Urknall-Anlage LHC geht erst im Sommer wieder in Betrieb

(Genf) Der größ­te Teil­chen­be­schleu­ni­ger der Welt, LHC, der knapp zwei Wochen nach sei­nem Start im Sep­tem­ber wegen einer Pan­ne abge­schal­tet wer­den muß­te, wird frü­he­stens im kom­men­den Som­mer wie­der in Betrieb gehen.

Das berich­tet die Schwei­zer Tages­zei­tung Tri­bu­ne de Geneve am Diens­tag unter Ver­weis auf das Euro­päi­sche Zen­trum für Teil­chen­phy­sik (CERN).

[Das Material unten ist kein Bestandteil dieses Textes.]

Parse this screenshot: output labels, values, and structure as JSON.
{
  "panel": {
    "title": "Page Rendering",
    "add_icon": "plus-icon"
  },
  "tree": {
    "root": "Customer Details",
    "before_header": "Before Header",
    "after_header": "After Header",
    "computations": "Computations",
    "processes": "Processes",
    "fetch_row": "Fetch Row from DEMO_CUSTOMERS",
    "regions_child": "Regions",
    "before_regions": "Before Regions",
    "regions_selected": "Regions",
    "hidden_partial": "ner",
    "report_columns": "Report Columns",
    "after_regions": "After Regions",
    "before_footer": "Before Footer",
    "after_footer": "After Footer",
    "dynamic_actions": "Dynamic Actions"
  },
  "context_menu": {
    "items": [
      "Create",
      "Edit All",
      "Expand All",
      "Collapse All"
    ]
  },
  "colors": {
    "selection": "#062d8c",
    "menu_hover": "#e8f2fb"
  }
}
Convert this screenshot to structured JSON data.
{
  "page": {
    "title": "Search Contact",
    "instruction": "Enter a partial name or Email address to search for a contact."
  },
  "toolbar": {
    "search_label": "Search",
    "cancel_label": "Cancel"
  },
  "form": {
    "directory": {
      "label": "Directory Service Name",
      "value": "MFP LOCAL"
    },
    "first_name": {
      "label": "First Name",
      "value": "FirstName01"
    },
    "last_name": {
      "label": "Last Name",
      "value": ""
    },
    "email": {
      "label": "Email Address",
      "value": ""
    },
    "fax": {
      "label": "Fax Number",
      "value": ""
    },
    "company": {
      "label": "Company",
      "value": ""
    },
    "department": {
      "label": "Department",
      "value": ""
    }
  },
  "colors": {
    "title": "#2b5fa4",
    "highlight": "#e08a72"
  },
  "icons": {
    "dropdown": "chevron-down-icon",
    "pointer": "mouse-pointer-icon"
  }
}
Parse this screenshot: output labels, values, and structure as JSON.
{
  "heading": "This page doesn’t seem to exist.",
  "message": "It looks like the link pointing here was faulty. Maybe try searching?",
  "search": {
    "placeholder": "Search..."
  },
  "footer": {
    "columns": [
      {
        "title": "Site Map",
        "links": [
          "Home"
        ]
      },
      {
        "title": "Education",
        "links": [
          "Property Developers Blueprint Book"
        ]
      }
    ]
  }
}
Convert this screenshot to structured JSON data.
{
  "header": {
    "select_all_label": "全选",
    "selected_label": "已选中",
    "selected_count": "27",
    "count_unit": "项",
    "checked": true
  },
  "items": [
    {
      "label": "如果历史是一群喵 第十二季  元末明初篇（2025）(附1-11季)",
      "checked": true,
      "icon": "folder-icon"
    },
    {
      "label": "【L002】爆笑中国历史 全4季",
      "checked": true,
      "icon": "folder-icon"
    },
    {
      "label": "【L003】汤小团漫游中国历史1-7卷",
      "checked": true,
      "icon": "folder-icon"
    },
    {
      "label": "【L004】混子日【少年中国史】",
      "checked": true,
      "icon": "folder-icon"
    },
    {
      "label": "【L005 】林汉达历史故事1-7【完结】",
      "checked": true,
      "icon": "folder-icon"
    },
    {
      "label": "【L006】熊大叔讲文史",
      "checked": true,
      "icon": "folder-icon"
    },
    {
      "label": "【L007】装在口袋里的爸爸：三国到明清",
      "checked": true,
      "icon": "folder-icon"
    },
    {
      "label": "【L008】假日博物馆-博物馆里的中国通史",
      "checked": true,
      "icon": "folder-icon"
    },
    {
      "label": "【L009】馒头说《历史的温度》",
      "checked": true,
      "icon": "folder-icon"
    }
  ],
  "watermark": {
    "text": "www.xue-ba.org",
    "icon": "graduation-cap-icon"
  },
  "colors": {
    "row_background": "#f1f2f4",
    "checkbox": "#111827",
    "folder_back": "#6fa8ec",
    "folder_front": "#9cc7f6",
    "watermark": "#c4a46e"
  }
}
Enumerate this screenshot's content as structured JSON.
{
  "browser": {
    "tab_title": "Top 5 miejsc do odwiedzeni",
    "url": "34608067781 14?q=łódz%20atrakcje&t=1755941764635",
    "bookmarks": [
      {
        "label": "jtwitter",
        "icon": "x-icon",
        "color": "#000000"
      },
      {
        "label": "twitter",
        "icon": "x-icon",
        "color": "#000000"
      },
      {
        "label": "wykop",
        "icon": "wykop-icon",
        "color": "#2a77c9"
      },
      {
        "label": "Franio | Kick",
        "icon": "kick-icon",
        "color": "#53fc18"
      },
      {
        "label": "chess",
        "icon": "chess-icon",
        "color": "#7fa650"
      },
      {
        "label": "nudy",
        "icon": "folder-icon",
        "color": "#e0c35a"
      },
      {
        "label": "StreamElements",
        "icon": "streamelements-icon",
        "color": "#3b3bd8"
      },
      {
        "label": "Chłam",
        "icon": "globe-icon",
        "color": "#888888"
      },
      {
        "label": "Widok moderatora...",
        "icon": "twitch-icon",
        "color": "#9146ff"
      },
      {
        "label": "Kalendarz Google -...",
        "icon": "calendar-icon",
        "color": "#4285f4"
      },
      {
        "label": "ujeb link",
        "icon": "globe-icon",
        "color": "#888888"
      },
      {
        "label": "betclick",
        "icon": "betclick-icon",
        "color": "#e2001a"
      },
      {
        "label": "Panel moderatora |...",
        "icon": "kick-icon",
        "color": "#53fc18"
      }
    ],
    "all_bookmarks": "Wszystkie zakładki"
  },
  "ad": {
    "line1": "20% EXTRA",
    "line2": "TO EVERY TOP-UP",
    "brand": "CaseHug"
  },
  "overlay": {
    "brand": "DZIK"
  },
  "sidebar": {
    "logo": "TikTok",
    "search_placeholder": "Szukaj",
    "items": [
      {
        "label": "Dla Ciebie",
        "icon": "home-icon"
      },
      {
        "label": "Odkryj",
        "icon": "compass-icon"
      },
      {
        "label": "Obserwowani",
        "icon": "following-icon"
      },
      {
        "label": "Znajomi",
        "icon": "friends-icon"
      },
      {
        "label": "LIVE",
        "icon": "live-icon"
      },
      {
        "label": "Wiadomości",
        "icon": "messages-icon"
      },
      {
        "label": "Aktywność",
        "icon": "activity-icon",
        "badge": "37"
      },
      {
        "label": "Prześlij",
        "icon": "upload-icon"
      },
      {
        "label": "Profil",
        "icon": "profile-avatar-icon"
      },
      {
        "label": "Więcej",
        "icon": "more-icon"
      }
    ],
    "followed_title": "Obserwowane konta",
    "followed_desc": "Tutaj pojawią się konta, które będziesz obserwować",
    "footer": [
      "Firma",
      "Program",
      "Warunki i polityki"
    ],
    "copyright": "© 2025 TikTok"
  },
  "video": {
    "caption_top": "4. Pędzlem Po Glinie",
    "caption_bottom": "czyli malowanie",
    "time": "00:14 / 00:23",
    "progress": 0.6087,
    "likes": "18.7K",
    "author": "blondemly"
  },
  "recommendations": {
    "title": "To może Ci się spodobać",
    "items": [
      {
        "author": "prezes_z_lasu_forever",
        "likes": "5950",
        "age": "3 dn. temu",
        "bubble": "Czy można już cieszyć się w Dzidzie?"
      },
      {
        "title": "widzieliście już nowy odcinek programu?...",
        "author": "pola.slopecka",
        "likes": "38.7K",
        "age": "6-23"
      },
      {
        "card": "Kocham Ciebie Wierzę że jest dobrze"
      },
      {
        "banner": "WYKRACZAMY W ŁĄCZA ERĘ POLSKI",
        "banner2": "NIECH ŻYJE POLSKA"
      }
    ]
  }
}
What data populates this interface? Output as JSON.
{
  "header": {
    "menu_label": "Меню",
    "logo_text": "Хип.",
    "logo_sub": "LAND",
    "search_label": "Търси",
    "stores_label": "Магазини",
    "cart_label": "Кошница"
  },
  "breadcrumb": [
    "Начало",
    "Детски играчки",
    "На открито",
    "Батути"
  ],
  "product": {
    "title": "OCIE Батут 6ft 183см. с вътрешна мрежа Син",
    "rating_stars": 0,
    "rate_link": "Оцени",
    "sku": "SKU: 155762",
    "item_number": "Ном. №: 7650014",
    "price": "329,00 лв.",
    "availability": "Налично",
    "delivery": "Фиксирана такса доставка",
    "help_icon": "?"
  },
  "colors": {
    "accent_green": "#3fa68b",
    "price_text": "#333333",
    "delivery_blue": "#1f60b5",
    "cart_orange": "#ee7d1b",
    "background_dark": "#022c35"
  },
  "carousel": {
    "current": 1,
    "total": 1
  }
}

CERN-Spre­cher James Gil­lies teil­te mit, daß der Rat des For­schungs­zen­trums am 12. Dezem­ber zusam­men­tre­ten wür­de, um über die Repa­ra­tu­ren zu bera­ten und den Ter­min für die Inbe­trieb­nah­me fest­zu­set­zen.

Zuvor war berich­tet wor­den, daß die LHC-Anla­ge (Lar­ge Hadron Col­li­der) nach einer tur­nus­mä­ßi­gen War­tung im kom­men­den Mai wie­der ein­ge­schal­tet wird.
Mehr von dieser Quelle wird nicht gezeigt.